Cette fois les chasseurs ne s’attardèrent pas en route. Ils coururent à perdre haleine le long du chemin qu’ils avaient tracé dans le makis ; ils passèrent près du carnero, près de la source, près des dindons toujours accrochés sur leur pitahaya, sans songer à s’arrêter, et encore moins à prendre leur gibier. Tout le camp des mineurs était en mouvement. Hommes, femmes et enfants étaient debout et à l’œuvre. Les uns versaient de l’eau sur les roues desséchées des chariots pour empêcher le bois de se retirer ; d’autres raccommodaient les harnais et les selles ; d’autres encore s’occupaient, dans la prairie, à mettre les chevaux à des places fraîches ; enfin, quelques-uns écorchaient et dépeçaient un bœuf.

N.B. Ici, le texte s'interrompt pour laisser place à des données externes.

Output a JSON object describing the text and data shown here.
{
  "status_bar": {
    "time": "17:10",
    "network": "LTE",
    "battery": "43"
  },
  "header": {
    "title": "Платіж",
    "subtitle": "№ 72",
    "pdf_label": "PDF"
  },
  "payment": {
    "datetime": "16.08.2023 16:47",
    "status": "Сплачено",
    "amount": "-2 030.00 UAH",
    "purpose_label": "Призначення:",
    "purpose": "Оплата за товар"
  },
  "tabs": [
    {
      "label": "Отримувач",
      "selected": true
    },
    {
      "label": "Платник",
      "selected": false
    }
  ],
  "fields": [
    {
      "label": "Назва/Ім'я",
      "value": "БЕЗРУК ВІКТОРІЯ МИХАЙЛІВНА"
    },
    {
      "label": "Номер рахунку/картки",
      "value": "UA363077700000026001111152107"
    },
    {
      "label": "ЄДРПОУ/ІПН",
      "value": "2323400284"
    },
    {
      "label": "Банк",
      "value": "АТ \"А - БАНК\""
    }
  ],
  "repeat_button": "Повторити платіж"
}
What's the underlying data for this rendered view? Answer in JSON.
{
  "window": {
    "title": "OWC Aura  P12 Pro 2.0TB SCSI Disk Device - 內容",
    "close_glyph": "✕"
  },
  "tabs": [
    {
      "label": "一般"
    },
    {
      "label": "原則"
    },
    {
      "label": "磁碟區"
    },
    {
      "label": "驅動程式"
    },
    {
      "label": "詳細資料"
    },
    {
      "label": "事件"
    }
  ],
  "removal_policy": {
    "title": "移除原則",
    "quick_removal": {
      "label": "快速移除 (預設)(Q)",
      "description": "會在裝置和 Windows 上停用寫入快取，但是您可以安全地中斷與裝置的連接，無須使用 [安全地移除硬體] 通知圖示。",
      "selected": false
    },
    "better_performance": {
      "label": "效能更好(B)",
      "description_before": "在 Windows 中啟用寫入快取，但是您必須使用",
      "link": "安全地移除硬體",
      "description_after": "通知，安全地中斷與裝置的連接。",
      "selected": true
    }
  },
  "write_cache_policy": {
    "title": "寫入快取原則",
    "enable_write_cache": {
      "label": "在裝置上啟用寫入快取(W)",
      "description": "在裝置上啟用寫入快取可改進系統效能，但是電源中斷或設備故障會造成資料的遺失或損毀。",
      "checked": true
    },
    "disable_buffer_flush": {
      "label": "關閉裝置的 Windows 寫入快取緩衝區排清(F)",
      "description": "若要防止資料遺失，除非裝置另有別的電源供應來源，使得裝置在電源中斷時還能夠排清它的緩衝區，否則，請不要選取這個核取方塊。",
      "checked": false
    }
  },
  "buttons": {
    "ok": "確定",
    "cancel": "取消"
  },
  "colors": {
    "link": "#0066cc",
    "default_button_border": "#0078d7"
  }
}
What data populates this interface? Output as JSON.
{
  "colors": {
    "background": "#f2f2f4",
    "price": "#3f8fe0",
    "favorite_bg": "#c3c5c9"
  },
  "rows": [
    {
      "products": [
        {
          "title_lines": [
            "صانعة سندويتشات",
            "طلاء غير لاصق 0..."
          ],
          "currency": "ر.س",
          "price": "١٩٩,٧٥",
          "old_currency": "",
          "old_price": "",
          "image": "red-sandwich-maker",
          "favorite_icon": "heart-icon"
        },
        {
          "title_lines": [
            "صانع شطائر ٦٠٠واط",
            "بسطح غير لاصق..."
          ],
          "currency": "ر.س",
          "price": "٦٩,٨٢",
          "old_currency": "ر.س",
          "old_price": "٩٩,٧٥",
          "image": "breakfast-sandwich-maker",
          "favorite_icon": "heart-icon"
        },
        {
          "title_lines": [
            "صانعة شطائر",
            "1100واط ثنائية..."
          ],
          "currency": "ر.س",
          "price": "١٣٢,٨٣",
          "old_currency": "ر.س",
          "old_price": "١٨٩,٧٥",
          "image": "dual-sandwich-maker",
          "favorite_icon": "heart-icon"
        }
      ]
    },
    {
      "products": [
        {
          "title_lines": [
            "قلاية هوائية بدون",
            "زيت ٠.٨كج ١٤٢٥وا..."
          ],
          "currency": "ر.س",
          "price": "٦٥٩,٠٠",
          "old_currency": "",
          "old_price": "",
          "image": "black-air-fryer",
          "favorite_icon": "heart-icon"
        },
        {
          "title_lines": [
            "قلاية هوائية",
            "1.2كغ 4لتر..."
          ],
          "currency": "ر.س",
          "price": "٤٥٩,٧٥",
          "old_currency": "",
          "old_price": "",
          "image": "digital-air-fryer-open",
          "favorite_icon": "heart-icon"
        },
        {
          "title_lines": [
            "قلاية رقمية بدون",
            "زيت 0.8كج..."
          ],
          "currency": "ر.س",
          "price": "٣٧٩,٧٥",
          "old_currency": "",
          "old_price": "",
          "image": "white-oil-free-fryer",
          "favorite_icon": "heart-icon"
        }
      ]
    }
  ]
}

Des femmes et des jeunes filles entouraient les différents feux sur lesquels elles faisaient la cuisine ; armées do petites verges, elles fouettaient le chocolat qui cuisait dans des pots de terre, de manière à en faire une crème mousseuse. D’autres, à genoux, la pierre metate devant elles et le metlapilla à la main, broyaient le maïs bouilli, qui sert à préparer leurs éternelles tortillas.

Les enfants jouaient au bord du lac. Ils entraient dans l’eau jusqu’à la cheville et barbottaient comme de petits canards. Les plus grands avaient fabriqué des lignes avec un bâton, une ficelle et une épingle recourbée, et s’efforçaient de pêcher avec ces engins primitifs. Le lac, quoique situé au milieu du désert, était peuplé de poissons argentés. Le ruisseau qui le traversait, presque à sec en été, était un affluent de l’Horcasitas, qui devenait parfois assez volumineux pour permettre aux poissons de le remonter.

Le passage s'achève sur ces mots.